I would have loved to hear the butt-kicking Teddy Roosevelt would have given his own party had he still been alive and I have to believe he’s looking down with disgust even now because this man is definitely in “heaven.”

However, as it turns out, following Roosevelt’s presidency, the Republican Party of that day also betrayed his “Square Deal” to again favor of the rich and powerful.

I have more than a current event connection to this earlier Roosevelt (5th cousin to FDR.)

Nailed along a timber beam in my paternal grandparents’ basement were a series of horseshoes that I later inherited. They each represented stages of my grandfather’s life while breaking horses, match racing horses, homesteading range land, breeding and raising horses and much more.

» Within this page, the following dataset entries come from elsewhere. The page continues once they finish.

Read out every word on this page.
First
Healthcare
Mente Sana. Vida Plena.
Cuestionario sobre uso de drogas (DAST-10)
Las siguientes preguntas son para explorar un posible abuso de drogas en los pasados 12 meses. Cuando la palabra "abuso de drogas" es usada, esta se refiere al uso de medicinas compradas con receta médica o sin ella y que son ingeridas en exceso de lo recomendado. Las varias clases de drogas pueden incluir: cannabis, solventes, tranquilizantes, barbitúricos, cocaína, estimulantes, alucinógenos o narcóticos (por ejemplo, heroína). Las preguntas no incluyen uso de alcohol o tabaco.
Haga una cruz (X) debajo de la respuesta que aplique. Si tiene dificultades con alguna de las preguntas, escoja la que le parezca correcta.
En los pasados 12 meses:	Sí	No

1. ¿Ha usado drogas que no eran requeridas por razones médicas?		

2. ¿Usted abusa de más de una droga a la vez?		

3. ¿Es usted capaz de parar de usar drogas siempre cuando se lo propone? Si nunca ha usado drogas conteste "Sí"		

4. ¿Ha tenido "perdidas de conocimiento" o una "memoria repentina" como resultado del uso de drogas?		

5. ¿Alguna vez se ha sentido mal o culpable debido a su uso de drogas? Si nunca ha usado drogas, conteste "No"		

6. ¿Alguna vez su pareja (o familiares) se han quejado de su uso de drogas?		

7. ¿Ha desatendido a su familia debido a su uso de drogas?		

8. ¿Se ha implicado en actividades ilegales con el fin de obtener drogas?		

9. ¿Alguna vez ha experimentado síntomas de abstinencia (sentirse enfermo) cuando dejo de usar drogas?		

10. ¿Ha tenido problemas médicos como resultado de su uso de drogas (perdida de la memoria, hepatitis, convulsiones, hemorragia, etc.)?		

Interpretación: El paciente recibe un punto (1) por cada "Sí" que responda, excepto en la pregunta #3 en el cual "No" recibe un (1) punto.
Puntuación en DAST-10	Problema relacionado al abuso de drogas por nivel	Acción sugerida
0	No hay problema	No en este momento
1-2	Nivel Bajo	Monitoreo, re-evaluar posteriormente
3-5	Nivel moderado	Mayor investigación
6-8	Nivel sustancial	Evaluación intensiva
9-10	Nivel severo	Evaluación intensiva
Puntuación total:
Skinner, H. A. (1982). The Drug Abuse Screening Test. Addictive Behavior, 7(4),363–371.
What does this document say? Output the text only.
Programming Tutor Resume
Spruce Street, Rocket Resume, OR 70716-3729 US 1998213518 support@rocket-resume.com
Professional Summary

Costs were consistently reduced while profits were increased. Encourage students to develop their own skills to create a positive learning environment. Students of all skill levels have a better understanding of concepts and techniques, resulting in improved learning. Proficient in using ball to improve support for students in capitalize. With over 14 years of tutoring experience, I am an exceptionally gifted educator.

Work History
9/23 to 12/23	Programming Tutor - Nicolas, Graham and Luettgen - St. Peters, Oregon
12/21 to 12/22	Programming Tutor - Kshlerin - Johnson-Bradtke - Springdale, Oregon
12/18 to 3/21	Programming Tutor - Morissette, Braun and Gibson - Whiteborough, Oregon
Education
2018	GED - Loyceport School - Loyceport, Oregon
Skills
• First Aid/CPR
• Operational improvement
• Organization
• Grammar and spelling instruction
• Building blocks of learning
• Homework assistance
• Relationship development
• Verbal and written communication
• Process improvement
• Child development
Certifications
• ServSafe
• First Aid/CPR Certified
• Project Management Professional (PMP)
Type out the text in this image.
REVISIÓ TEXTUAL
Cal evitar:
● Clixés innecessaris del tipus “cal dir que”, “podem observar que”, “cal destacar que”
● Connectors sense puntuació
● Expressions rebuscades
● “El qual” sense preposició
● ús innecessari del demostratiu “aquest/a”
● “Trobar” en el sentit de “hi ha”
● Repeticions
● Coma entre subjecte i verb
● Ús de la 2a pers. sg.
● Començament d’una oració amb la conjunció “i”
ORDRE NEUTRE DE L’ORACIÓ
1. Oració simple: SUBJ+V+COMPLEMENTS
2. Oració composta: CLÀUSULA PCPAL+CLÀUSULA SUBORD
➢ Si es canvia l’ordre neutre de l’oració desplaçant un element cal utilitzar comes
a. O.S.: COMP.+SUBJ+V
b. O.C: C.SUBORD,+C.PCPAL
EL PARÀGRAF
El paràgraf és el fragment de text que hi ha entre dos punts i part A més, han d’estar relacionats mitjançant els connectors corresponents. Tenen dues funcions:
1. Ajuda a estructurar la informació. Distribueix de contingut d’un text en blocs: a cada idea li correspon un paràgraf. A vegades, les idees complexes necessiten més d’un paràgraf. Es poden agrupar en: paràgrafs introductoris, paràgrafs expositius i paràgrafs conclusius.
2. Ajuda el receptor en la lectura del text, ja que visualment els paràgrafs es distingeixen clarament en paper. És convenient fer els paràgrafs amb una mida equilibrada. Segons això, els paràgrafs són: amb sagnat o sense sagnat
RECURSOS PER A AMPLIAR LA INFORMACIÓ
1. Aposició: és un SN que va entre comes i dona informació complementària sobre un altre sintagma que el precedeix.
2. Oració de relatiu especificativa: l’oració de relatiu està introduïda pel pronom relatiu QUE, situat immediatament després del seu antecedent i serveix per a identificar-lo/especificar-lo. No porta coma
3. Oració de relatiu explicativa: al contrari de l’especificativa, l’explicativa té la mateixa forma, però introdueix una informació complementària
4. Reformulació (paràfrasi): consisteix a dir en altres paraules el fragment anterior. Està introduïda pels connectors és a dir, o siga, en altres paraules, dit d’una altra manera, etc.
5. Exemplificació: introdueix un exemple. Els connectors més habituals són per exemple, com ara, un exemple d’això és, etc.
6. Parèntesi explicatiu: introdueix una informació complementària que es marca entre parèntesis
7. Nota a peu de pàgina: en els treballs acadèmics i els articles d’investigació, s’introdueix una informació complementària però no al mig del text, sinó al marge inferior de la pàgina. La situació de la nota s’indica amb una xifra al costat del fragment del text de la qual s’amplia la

One belonged to Darby, a bay saddle horse selected even though my grandfather was still too young to go along and shipped south to Salt Lake City to be ridden by a cousin in a parade for Roosevelt and his Rough Riders.

Roosevelt understood the West. He had worked as a cowboy in his youth. He understood the arid fragility of western settlement even after the West was won and the vital role a strong Federal government had to play beyond what any state or group of states could ever hope to accomplish so that region could fulfill its role as a benefactor for the entire union.

I also can’t help but imagine how much Theodore Roosevelt was influenced when as a 7 –year-old he looked down from his Manhattan birthplace on the funeral procession of President Lincoln, another Republican who would not pass muster with that party today. Had growing up during the war between the states, his father working tirelessly for the union and his Southern-born mother supporting secession given young Teddy a sense of the importance of a strong Federal government?

These two excellent books remind us of a time when one individual’s courage, values and “Bull-ee” determination rallied a nation to rise above powerful special interests and partisan politics and to care deeply about things we take for granted today, conservation, the environment, the dangers of corporate excess, equality, better working conditions and the right for every citizen to vote.